Methods: A retrospective chart review of patients who received 4F-PCC between May 1, 2020 and May 30, 2021 was conducted. Patients < 18 years of age and patients on therapeutic anticoagulation at time of administration were excluded. The following data were collected: cause of coagulopathy, dose of 4F-PCC, coagulation labs, and blood products administered. The primary outcome was INR reduction in perioperative bleeding versus other indications. Secondary outcomes included post 4F-PCC INR < 1.5 and number of blood products (pRBCs, cryo, FFP) received. Safety outcomes included new thrombosis after administration of 4F-PCC.

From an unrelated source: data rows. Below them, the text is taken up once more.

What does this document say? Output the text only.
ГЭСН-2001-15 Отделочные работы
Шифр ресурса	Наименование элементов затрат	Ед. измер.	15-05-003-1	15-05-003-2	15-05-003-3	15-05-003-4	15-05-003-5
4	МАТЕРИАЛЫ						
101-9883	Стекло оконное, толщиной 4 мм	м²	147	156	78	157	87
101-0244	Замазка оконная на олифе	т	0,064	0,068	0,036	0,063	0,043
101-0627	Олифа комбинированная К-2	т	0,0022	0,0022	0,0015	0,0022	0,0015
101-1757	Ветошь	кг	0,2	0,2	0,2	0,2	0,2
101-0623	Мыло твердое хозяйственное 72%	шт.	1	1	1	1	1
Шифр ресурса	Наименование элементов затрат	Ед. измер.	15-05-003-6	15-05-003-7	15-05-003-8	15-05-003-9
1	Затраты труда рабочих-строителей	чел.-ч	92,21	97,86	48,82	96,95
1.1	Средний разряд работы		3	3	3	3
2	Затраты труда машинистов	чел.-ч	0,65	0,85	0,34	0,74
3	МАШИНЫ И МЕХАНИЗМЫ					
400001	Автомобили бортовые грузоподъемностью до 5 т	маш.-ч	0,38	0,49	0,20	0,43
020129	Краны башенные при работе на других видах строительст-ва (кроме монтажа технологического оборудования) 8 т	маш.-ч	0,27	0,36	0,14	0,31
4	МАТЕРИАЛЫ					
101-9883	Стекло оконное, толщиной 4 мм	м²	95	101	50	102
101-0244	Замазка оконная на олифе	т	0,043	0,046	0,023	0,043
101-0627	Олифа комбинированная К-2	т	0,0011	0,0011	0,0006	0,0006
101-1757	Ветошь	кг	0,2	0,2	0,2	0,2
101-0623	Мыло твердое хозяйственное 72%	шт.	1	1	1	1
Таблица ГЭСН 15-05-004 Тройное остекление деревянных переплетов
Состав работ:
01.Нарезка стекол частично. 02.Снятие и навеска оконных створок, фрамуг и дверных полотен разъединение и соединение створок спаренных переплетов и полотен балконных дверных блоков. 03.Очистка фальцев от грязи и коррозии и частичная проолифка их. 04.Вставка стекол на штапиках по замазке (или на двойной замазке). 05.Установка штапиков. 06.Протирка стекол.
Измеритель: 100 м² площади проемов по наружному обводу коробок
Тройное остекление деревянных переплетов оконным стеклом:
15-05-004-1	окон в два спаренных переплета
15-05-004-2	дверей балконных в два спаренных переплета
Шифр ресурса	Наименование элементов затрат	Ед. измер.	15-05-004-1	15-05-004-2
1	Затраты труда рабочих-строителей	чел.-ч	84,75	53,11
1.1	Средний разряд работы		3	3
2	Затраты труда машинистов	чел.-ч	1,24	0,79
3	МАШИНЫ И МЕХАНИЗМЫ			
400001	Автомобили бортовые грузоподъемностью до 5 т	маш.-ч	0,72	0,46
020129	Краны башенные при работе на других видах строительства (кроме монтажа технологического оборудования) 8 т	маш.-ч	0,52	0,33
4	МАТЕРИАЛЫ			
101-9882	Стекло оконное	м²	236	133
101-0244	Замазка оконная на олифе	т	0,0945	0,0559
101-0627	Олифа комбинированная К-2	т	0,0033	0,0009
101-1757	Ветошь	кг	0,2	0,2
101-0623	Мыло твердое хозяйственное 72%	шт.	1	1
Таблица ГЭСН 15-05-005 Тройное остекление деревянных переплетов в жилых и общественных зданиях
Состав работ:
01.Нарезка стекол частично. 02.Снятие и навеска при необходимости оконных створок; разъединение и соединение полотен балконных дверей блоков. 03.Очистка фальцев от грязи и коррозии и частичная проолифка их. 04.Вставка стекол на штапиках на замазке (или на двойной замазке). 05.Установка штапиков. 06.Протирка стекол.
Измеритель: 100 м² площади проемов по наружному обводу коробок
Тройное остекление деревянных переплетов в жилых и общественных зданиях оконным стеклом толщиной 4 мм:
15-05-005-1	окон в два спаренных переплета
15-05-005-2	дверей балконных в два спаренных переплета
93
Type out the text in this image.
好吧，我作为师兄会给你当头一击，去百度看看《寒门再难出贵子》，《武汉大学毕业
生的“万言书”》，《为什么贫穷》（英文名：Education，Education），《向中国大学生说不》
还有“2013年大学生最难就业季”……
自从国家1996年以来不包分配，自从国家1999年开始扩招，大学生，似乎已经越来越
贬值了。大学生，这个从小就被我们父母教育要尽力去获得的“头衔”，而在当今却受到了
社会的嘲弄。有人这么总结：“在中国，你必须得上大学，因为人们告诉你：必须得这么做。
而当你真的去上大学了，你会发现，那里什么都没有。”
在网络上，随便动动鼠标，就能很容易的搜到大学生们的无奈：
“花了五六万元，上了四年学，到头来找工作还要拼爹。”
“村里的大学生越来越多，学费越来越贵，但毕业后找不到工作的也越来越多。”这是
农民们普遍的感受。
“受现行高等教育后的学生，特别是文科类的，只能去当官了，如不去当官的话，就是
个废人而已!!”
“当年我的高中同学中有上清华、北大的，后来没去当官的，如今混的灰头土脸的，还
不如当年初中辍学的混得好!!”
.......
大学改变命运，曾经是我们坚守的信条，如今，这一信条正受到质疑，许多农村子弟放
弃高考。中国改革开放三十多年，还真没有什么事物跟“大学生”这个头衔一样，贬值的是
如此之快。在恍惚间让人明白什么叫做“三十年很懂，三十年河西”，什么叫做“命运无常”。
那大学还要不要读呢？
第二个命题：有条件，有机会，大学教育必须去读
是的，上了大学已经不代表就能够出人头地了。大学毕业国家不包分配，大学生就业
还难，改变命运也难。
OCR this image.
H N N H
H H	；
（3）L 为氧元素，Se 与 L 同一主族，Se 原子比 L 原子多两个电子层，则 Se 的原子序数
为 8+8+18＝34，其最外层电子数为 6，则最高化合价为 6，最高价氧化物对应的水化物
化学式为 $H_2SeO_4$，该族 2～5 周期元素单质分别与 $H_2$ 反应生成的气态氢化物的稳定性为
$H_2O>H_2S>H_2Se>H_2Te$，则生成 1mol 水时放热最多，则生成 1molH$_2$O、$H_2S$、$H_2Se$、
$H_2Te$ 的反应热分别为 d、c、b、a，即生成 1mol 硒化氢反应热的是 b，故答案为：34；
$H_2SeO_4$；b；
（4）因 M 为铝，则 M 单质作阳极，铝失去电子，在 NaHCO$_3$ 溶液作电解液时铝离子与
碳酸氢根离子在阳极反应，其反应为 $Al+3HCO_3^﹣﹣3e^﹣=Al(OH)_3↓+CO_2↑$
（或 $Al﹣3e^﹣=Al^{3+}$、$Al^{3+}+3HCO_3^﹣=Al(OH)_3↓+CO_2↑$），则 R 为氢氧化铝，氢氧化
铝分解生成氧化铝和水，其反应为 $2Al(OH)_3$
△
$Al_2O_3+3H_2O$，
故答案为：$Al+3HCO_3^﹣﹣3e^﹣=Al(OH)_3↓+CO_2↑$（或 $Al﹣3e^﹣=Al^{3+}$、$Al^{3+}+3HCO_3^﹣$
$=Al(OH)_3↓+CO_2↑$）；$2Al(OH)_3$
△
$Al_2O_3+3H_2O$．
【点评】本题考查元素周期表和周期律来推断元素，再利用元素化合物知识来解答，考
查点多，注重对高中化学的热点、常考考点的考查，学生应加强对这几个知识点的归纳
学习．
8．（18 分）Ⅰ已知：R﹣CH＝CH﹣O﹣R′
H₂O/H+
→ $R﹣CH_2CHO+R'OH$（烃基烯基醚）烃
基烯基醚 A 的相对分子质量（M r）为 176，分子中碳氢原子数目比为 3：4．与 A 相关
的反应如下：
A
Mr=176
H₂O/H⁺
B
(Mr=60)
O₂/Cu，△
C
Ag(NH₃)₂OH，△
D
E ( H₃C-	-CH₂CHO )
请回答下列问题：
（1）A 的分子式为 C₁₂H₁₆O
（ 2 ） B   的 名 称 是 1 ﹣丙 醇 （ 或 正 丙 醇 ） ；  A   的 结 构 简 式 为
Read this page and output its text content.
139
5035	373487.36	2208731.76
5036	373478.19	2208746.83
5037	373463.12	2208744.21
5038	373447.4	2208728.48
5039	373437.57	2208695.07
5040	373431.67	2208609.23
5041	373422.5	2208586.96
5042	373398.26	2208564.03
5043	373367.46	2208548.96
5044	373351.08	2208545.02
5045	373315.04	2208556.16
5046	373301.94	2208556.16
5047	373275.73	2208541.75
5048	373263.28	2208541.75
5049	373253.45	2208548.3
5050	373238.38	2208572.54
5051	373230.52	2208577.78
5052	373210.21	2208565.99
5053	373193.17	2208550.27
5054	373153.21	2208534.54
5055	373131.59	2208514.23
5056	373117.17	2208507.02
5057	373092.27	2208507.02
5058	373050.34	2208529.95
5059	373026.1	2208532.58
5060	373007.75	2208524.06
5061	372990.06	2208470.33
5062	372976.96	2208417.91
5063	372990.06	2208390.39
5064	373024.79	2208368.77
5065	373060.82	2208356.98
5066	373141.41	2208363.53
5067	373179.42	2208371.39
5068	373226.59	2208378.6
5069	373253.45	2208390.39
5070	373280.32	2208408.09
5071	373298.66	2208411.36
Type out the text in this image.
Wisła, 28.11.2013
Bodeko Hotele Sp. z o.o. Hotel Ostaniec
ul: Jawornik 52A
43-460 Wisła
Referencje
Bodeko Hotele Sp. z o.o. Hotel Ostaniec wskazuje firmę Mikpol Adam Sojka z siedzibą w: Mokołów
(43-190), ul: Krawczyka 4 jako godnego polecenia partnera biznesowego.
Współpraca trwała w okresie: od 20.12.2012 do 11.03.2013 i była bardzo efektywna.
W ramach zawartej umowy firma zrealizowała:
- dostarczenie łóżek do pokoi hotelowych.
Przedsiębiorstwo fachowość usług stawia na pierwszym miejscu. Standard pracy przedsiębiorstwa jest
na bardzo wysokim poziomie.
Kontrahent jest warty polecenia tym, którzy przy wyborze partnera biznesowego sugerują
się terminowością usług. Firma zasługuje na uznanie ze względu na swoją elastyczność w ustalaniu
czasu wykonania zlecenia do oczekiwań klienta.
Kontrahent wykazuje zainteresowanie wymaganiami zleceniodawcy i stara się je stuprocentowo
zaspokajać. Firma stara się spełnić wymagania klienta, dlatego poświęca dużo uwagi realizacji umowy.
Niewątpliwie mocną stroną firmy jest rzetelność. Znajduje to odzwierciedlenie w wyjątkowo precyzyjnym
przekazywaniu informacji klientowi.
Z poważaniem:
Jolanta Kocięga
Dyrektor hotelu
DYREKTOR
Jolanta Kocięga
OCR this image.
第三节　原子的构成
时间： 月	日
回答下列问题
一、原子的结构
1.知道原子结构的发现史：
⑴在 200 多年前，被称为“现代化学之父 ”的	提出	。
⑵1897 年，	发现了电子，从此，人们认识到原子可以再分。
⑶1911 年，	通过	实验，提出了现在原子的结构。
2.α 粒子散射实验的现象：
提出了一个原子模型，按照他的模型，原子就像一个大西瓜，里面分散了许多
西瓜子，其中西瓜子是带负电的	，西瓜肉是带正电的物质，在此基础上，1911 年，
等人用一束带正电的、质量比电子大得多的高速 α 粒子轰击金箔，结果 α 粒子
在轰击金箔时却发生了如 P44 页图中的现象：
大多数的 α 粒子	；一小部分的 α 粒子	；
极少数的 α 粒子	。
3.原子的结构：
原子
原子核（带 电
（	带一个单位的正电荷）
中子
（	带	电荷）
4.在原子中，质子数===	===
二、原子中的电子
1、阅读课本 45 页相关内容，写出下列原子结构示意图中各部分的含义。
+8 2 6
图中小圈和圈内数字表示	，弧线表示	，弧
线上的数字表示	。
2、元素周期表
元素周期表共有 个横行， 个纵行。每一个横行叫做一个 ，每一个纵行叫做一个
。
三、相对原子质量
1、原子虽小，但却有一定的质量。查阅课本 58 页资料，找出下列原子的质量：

Results: A total of 42 non-anticoagulated patients received 56 doses of 4F-PCC within the study period. The most common indication was perioperative bleeding (n = 24; 52%) followed by emergent surgery (n = 8; 14.3%) and liver disease (n = 8; 14.3%). The average INR was 2.09 in the perioperative group and 2.55 in the combined, other coagulopathy group. Following administration, the average INR reduction was 1.02 and 1.25 (p = 0.38), respectively. In the patients with perioperative bleeding, 55% of doses were administered with INRs < 1.5. Patients who received 4F-PCC for perioperative bleeding were more likely to receive other blood product. There were no thrombotic events following KCentra administration within the study population.
Conclusions: Our findings suggests that 4F-PCC may benefit patients with coagulopathies unrelated to anticoagulant factor deficiency. There was a trend of a greater INR decrease in those who received 4F-PCC for indications outside of perioperative bleeding. While there were no thrombotic events in this cohort, given the high cost and unclear benefit of 4F-PCC in perioperative bleeding, further investigation in this patient population is warranted to guide use.